No, no, it's not about becoming evil. You've been reading this for months? It's not about becoming evil. What are you working on? What are you plotting? An amazing audio drama one day, okay look that's one article. Other ones are why you should analyze live performances, why online anonymity should make you more positive, how to deliver bad news, how to entice people to hurry up.

Yeah, we've been recording for a while. Get a move on Carole.

I'm done, okay. Seriously check it out, it's a great resource. Collectiche.com website.

There's actually a great book called How to Make Friends and Gain Influence by Dale Carnegie which sounds as evil as maybe this kind of manipulation but it's actually quite helpful for people with social difficulties and tips for how to feel more natural in conversation. So it can help you if it's used properly.

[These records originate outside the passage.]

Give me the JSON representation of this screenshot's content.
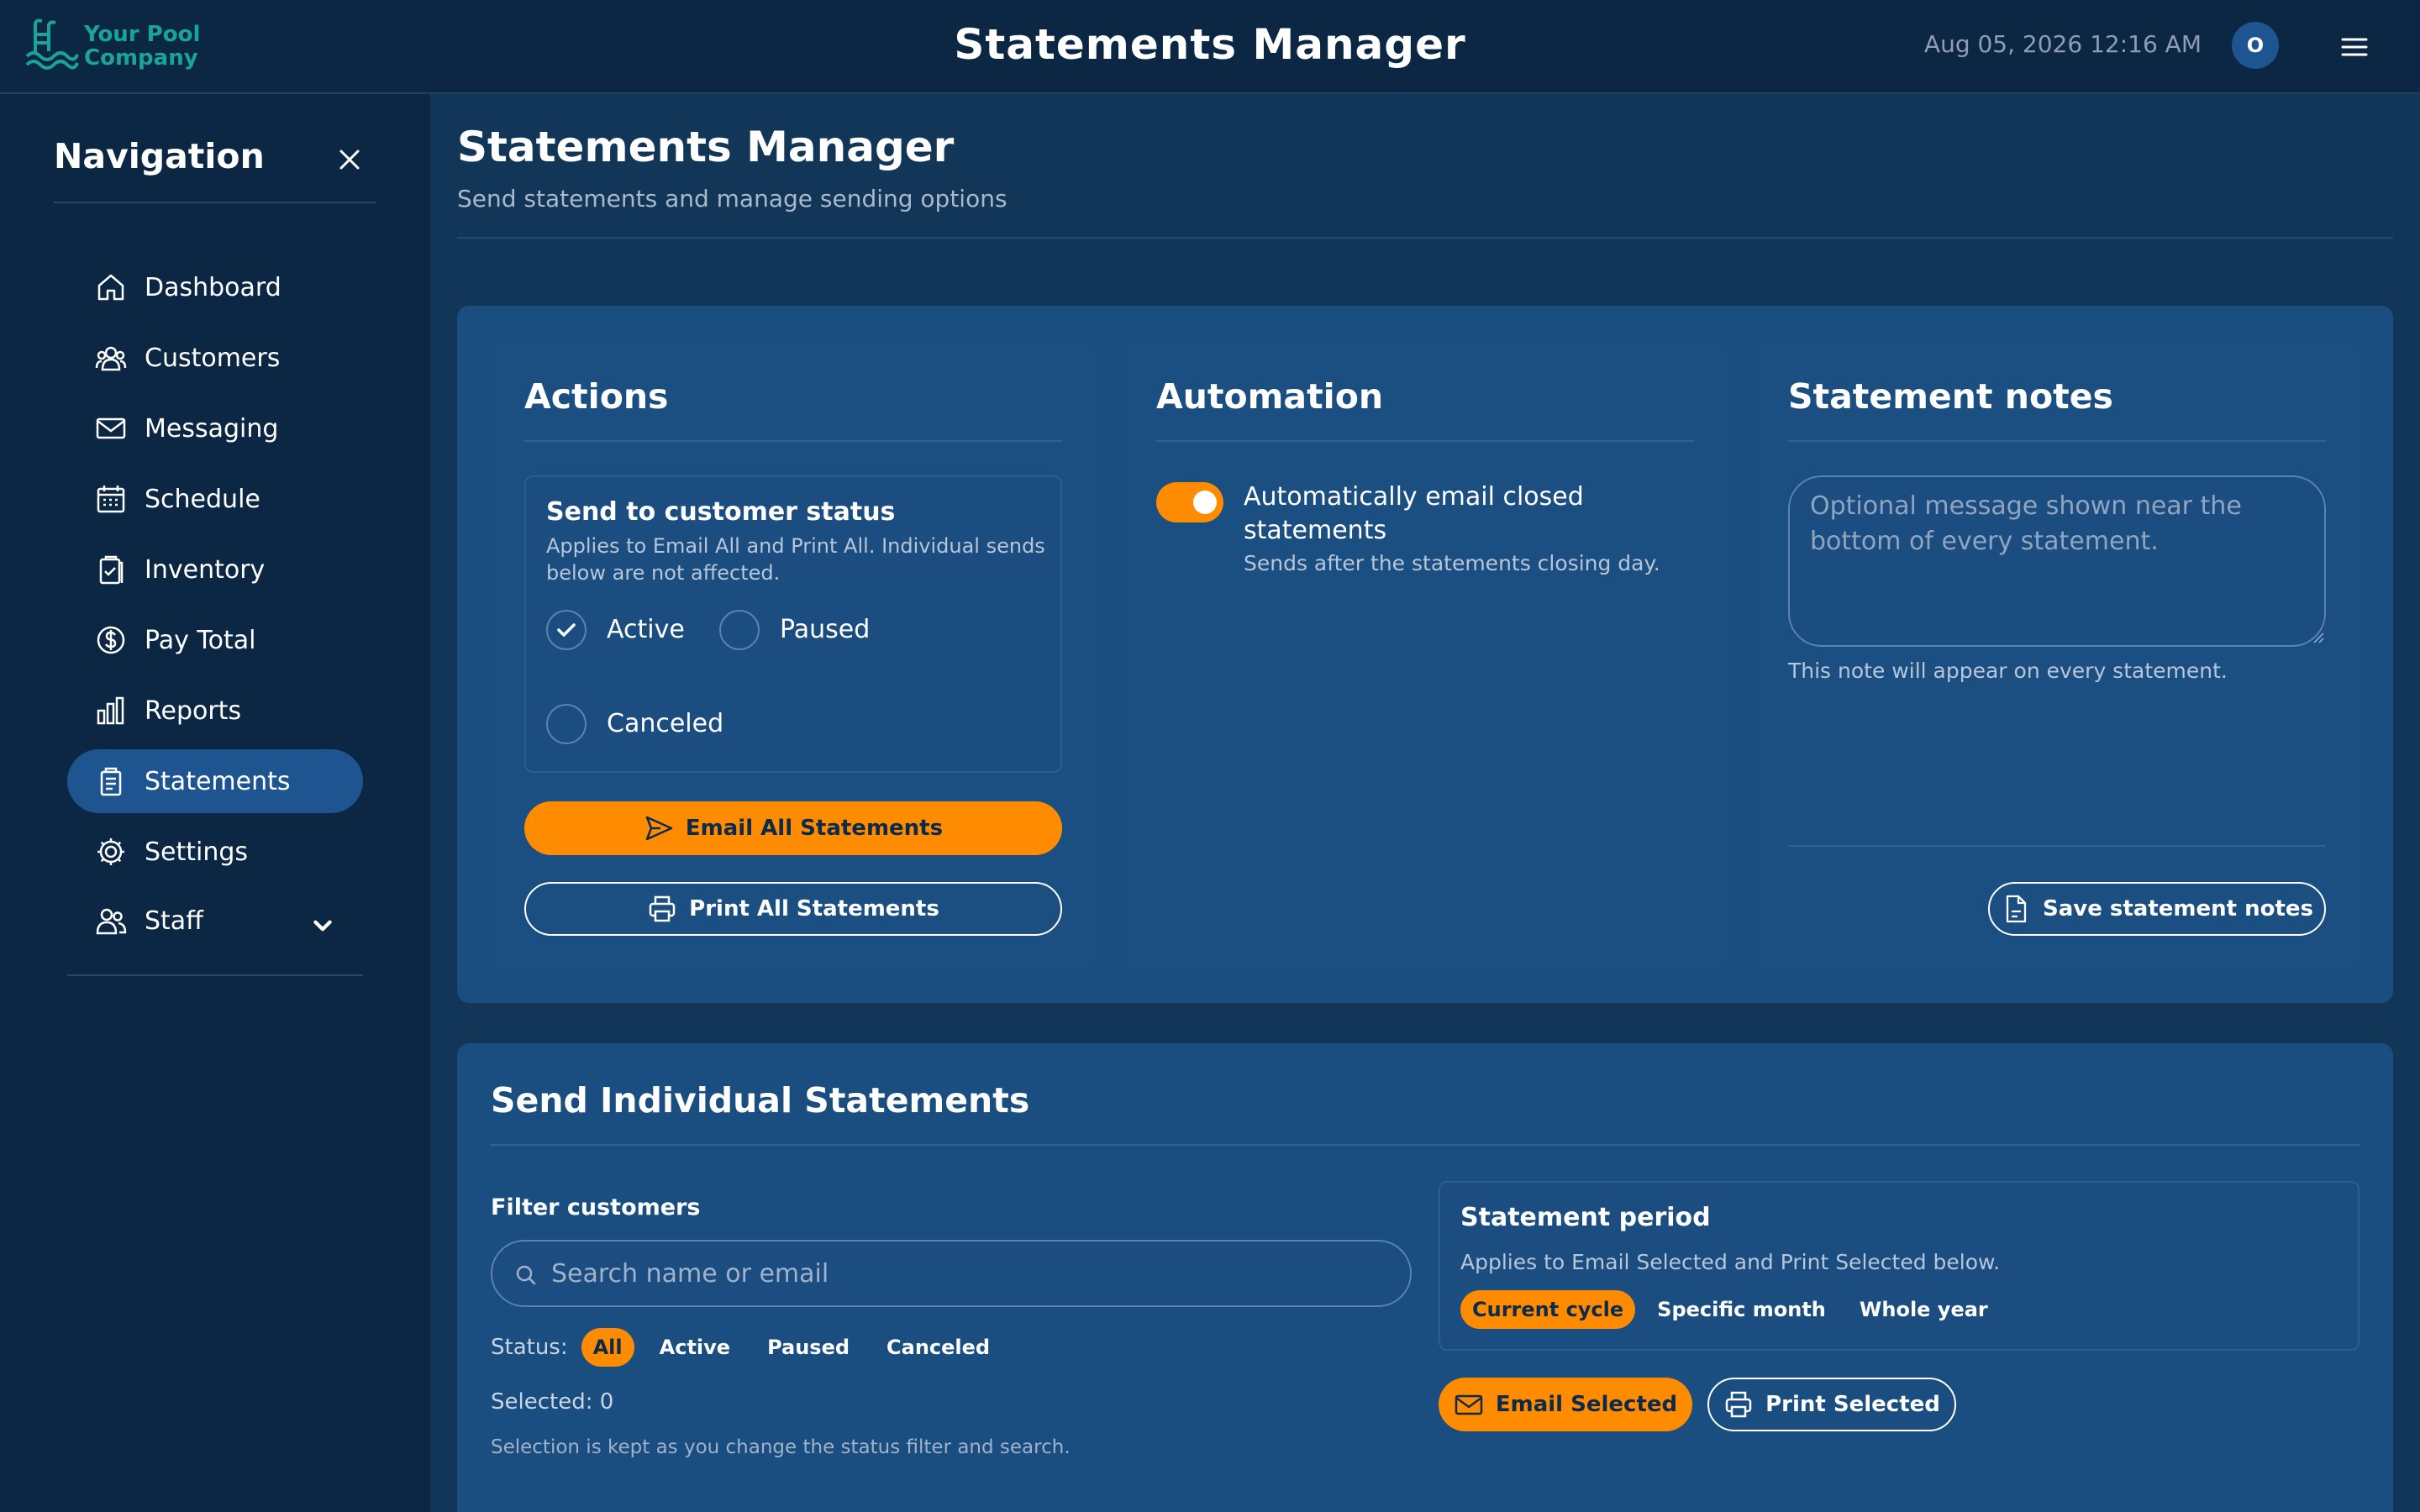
{
  "header": {
    "logo_text": "Your Pool Company",
    "title": "Statements Manager",
    "datetime": "Aug 05, 2026 12:16 AM",
    "avatar_initial": "O"
  },
  "nav": {
    "title": "Navigation",
    "items": [
      {
        "label": "Dashboard",
        "icon": "home-icon"
      },
      {
        "label": "Customers",
        "icon": "users-icon"
      },
      {
        "label": "Messaging",
        "icon": "mail-icon"
      },
      {
        "label": "Schedule",
        "icon": "calendar-icon"
      },
      {
        "label": "Inventory",
        "icon": "clipboard-check-icon"
      },
      {
        "label": "Pay Total",
        "icon": "dollar-icon"
      },
      {
        "label": "Reports",
        "icon": "bar-chart-icon"
      },
      {
        "label": "Statements",
        "icon": "document-stack-icon",
        "active": true
      },
      {
        "label": "Settings",
        "icon": "gear-icon"
      },
      {
        "label": "Staff",
        "icon": "staff-icon",
        "expandable": true
      }
    ]
  },
  "page": {
    "title": "Statements Manager",
    "subtitle": "Send statements and manage sending options"
  },
  "actions": {
    "title": "Actions",
    "status_box": {
      "title": "Send to customer status",
      "description": "Applies to Email All and Print All. Individual sends below are not affected.",
      "options": [
        {
          "label": "Active",
          "checked": true
        },
        {
          "label": "Paused",
          "checked": false
        },
        {
          "label": "Canceled",
          "checked": false
        }
      ]
    },
    "email_all_label": "Email All Statements",
    "print_all_label": "Print All Statements"
  },
  "automation": {
    "title": "Automation",
    "toggle_on": true,
    "label": "Automatically email closed statements",
    "hint": "Sends after the statements closing day."
  },
  "notes": {
    "title": "Statement notes",
    "placeholder": "Optional message shown near the bottom of every statement.",
    "value": "",
    "hint": "This note will appear on every statement.",
    "save_label": "Save statement notes"
  },
  "individual": {
    "title": "Send Individual Statements",
    "filter_label": "Filter customers",
    "search_placeholder": "Search name or email",
    "status_label": "Status:",
    "status_chips": [
      "All",
      "Active",
      "Paused",
      "Canceled"
    ],
    "status_selected": "All",
    "selected_text": "Selected: 0",
    "selection_hint": "Selection is kept as you change the status filter and search.",
    "period": {
      "title": "Statement period",
      "description": "Applies to Email Selected and Print Selected below.",
      "options": [
        "Current cycle",
        "Specific month",
        "Whole year"
      ],
      "selected": "Current cycle"
    },
    "email_selected_label": "Email Selected",
    "print_selected_label": "Print Selected"
  },
  "colors": {
    "accent": "#ff8c00",
    "topbar": "#0c2744",
    "sidebar": "#0b2744",
    "panel": "#1a4d80",
    "active_nav": "#1e5590",
    "logo": "#1aa39a"
  }
}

Hey, I read it. Look at me now.

On that bombshell, I think we've just about wrapped it up. Ran, thank you so much for joining us today. I'm sure lots of our listeners would love to follow you online or find out more.

So probably the best site to go to is malicious.life. That's our podcast. Lots and lots of interesting episodes from the history of cyber security. My Twitter handle is at RanLevy. That's R-A-N-L-E-V-I.

Simples. And you can follow us on Twitter at Smash Insecurity. No G. Twitter wouldn't allow us to have a G. And we've got a community up on Reddit too. You go and join us there. Quickest way to find us is at smashingsecurity.com slash Reddit. And if you are after a sticker or a T-shirt or a mug, you can also go to our online store where we've got all kinds of goodies. Go to smashingsecurity.com slash store.

As always, we're hugely obliged to this week's Smashing Security sponsors, LastPass, Gartner, and Meta Compliance. Their support helps us give you this show for free. So be sure to check out their offers. And of course, fist bumps to all you listeners out there. Thank you for listening, supporting us and helping us spread the word.

Until next time. Cheerio. Bye bye. Bye bye. It's been great fun.

Bye. Yay. It has been fun. Do you normally laugh a lot every day in your day to day life?

Yeah, I do. I do. Excellent. You've got to, right? You've got to if you've got missiles overhead. You know, it always looks more terrifying from the outside. I mean, actually yesterday we had like a small event at the offices. I run a podcasting company in Israel. And we had an event on the roof. And we were kind of happy to be on the roof because then you could see missiles flying. There were actually missiles being fired from Gaza and, of course, back to Gaza.

Oh, my goodness.

So it was, I mean, we had great view. It sounds dark humor. Yes. You were saying. Yes. Very dark. Very dark.